Because the present we know is not divorced from the foundation upon which it was built, a foundation of brutality toward Black bodies (and all bodies of Color).  When George Zimmerman walks free and it takes 2 weeks and tremendous public pressure for police outside of Detroit to charge a White man in the cold blooded-murder of Renisha McBride, this “justice” stands upon a system that was fundamentally built on the enslavement and brutality of Black bodies.

To force ourselves to watch when we want to close our eyes or put our hands over our faces is to breathe in, in whatever way the fiction of film may allow us, the air that surrounds us every day but we often choose not to recognize is there: the air of White Supremacy in these United States.

In the end, there is no amount of film watching and discussion that will allow us to truly know the brutality that comes from White Supremacy, but the simple act of, as a mentor and professor often says, “wading through the shit,” facing the brutality, at least might allow us to connect emotionally and spiritually with the price we pay for the privileges of Whiteness.

So let’s start there.

In Peace,

Jamie

P.S. If you can’t afford to pay $12.50 to see the film, consider watching what bell hooks called the only film on slavery that she’s truly liked, Slavery By Another Name.  You can stream it for free online.  Then talk about it with your family and friends.

P.P.S. For those folks who are indignant that this is so specifically addressed to White-identified people, listen to Julie Landsman one more time:

It is not up to African Americans to follow through.
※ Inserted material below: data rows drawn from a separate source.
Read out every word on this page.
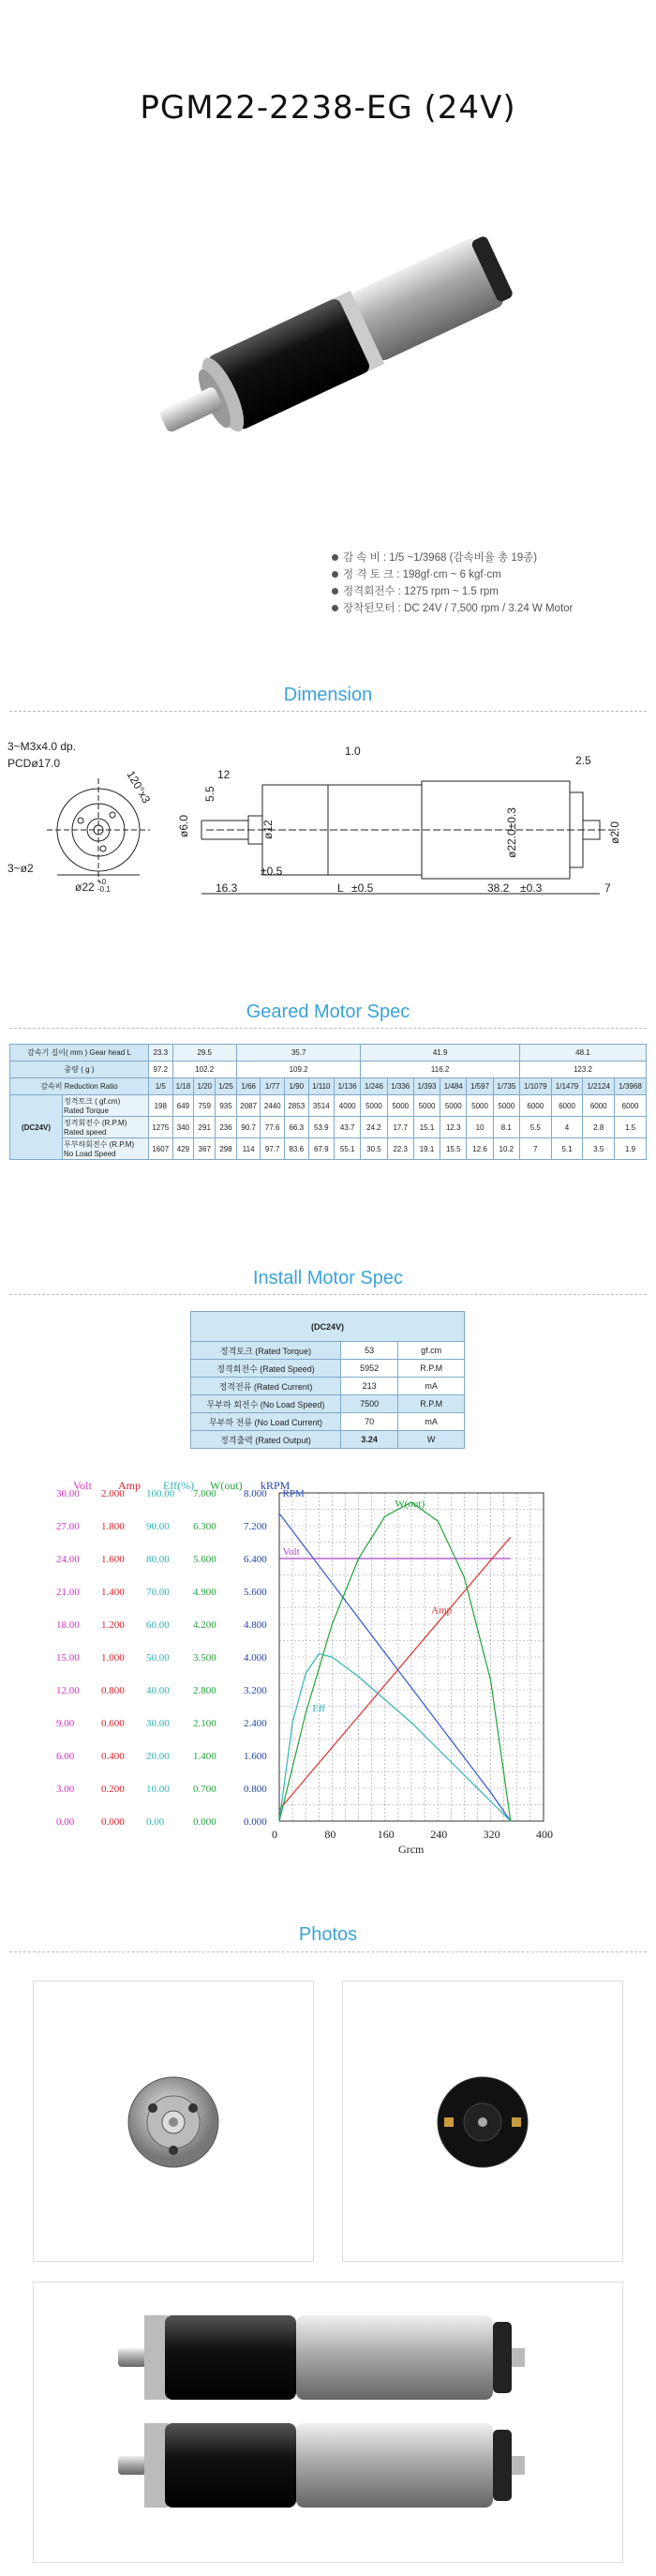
PGM22-2238-EG (24V)
감 속 비 : 1/5 ~1/3968 (감속비율 총 19종)
정 격 토 크 : 198gf·cm ~ 6 kgf·cm
정격회전수 : 1275 rpm ~ 1.5 rpm
장착된모터 : DC 24V / 7,500 rpm / 3.24 W Motor
Dimension
3~M3x4.0 dp.
PCDø17.0
120°x3
3~ø2
ø22 +0
-0.1
ø6.0
5.5
12
1.0
ø12
±0.5
16.3	L ±0.5
ø22.0±0.3
2.5
ø2.0
38.2 ±0.3	7
Geared Motor Spec
감속기 길이( mm ) Gear head L		23.3	29.5			35.7					41.9						48.1			
중량 ( g )		97.2	102.2			109.2					116.2						123.2			
감속비 Reduction Ratio		1/5	1/18	1/20	1/25	1/66	1/77	1/90	1/110	1/136	1/246	1/336	1/393	1/484	1/597	1/735	1/1079	1/1479	1/2124	1/3968
(DC24V)	정격토크 ( gf.cm)
Rated Torque	198	649	759	935	2087	2440	2853	3514	4000	5000	5000	5000	5000	5000	5000	6000	6000	6000	6000
	정격회전수 (R.P.M)
Rated speed	1275	340	291	236	90.7	77.6	66.3	53.9	43.7	24.2	17.7	15.1	12.3	10	8.1	5.5	4	2.8	1.5
	무부하회전수 (R.P.M)
No Load Speed	1607	429	367	298	114	97.7	83.6	67.9	55.1	30.5	22.3	19.1	15.5	12.6	10.2	7	5.1	3.5	1.9
Install Motor Spec
(DC24V)		
정격토크 (Rated Torque)	53	gf.cm
정격회전수 (Rated Speed)	5952	R.P.M
정격전류 (Rated Current)	213	mA
무부하 회전수 (No Load Speed)	7500	R.P.M
무부하 전류 (No Load Current)	70	mA
정격출력 (Rated Output)	3.24	W
Volt
0.00
3.00
6.00
9.00
12.00
15.00
18.00
21.00
24.00
27.00
30.00
Amp
0.000
0.200
0.400
0.600
0.800
1.000
1.200
1.400
1.600
1.800
2.000
Eff(%)
0.00
10.00
20.00
30.00
40.00
50.00
60.00
70.00
80.00
90.00
100.00
W(out)
0.000
0.700
1.400
2.100
2.800
3.500
4.200
4.900
5.600
6.300
7.000
kRPM
0.000
0.800
1.600
2.400
3.200
4.000
4.800
5.600
6.400
7.200
8.000
0	80	160	240	320	400
Grcm
RPM
Volt
Amp
Eff
W(out)
Photos
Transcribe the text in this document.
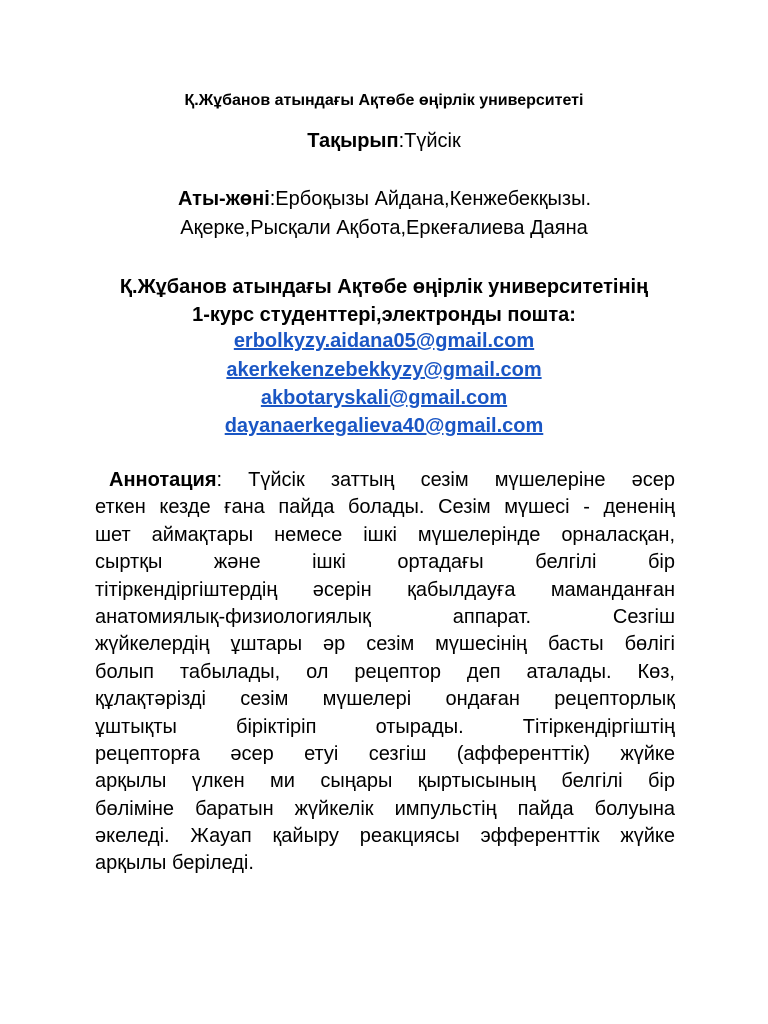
Қ.Жұбанов атындағы Ақтөбе өңірлік университеті
Тақырып:Түйсік
Аты-жөні:Ербоқызы Айдана,Кенжебекқызы.
Ақерке,Рысқали Ақбота,Еркеғалиева Даяна
Қ.Жұбанов атындағы Ақтөбе өңірлік университетінің
1-курс студенттері,электронды пошта:
erbolkyzy.aidana05@gmail.com
akerkekenzebekkyzy@gmail.com
akbotaryskali@gmail.com
dayanaerkegalieva40@gmail.com
Аннотация: Түйсік заттың сезім мүшелеріне әсер
еткен кезде ғана пайда болады. Сезім мүшесі - дененің
шет аймақтары немесе ішкі мүшелерінде орналасқан,
сыртқы және ішкі ортадағы белгілі бір
тітіркендіргіштердің әсерін қабылдауға маманданған
анатомиялық-физиологиялық аппарат. Сезгіш
жүйкелердің ұштары әр сезім мүшесінің басты бөлігі
болып табылады, ол рецептор деп аталады. Көз,
құлақтәрізді сезім мүшелері ондаған рецепторлық
ұштықты біріктіріп отырады. Тітіркендіргіштің
рецепторға әсер етуі сезгіш (афференттік) жүйке
арқылы үлкен ми сыңары қыртысының белгілі бір
бөліміне баратын жүйкелік импульстің пайда болуына
әкеледі. Жауап қайыру реакциясы эфференттік жүйке
арқылы беріледі.
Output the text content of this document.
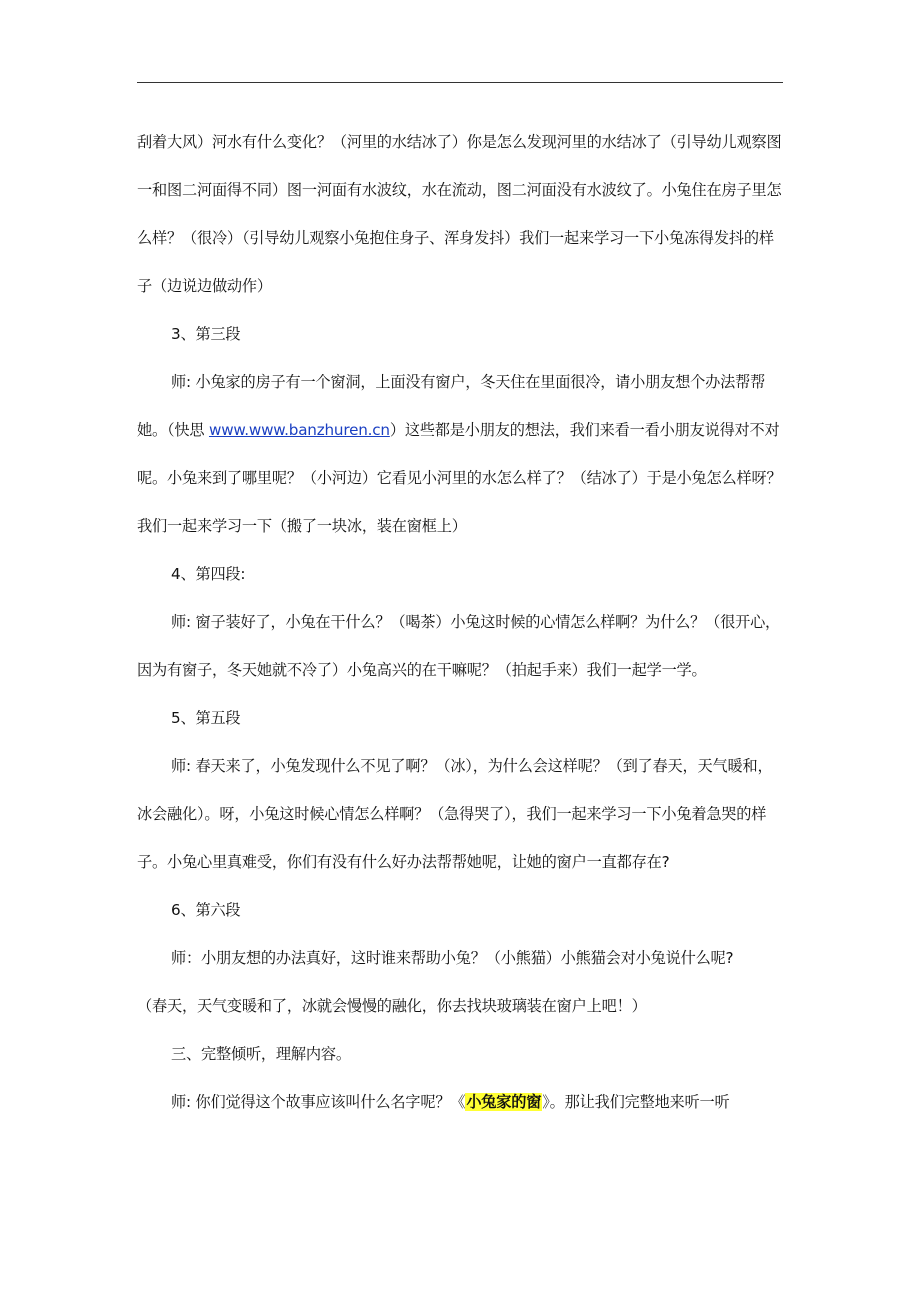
刮着大风）河水有什么变化？（河里的水结冰了）你是怎么发现河里的水结冰了（引导幼儿观察图一和图二河面得不同）图一河面有水波纹，水在流动，图二河面没有水波纹了。小兔住在房子里怎么样？（很冷）（引导幼儿观察小兔抱住身子、浑身发抖）我们一起来学习一下小兔冻得发抖的样子（边说边做动作）

3、第三段

师: 小兔家的房子有一个窗洞，上面没有窗户，冬天住在里面很冷，请小朋友想个办法帮帮她。（快思 www.www.banzhuren.cn）这些都是小朋友的想法，我们来看一看小朋友说得对不对呢。小兔来到了哪里呢？（小河边）它看见小河里的水怎么样了？（结冰了）于是小兔怎么样呀？我们一起来学习一下（搬了一块冰，装在窗框上）

4、第四段:

师: 窗子装好了，小兔在干什么？（喝茶）小兔这时候的心情怎么样啊？为什么？（很开心，因为有窗子，冬天她就不冷了）小兔高兴的在干嘛呢？（拍起手来）我们一起学一学。

5、第五段

师: 春天来了，小兔发现什么不见了啊？（冰），为什么会这样呢？（到了春天，天气暖和，冰会融化）。呀，小兔这时候心情怎么样啊？（急得哭了），我们一起来学习一下小兔着急哭的样子。小兔心里真难受，你们有没有什么好办法帮帮她呢，让她的窗户一直都存在?

6、第六段

师：小朋友想的办法真好，这时谁来帮助小兔？（小熊猫）小熊猫会对小兔说什么呢?

（春天，天气变暖和了，冰就会慢慢的融化，你去找块玻璃装在窗户上吧！）

三、完整倾听，理解内容。

师: 你们觉得这个故事应该叫什么名字呢？《小兔家的窗》。那让我们完整地来听一听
It is not even suggested here that they go see this movie. Each of us can decide that for ourselves. I do believe, however, that it is up to whites to understand our history, our complicity—whether it was my uncle’s bank in Connecticut that profited from the slave trade, or the ivy league universities that also took advantage of the bondage of millions. I believe it is up to whites to make time for 12 Years A Slave, because until we experience this from the inside, as McQueen hopes we do, we will not have the will to redress it. We will not understand the intimate way it feels to experience loss, and the historical memory of such a loss on a grand scale. We will continue to leave whole people’s behind.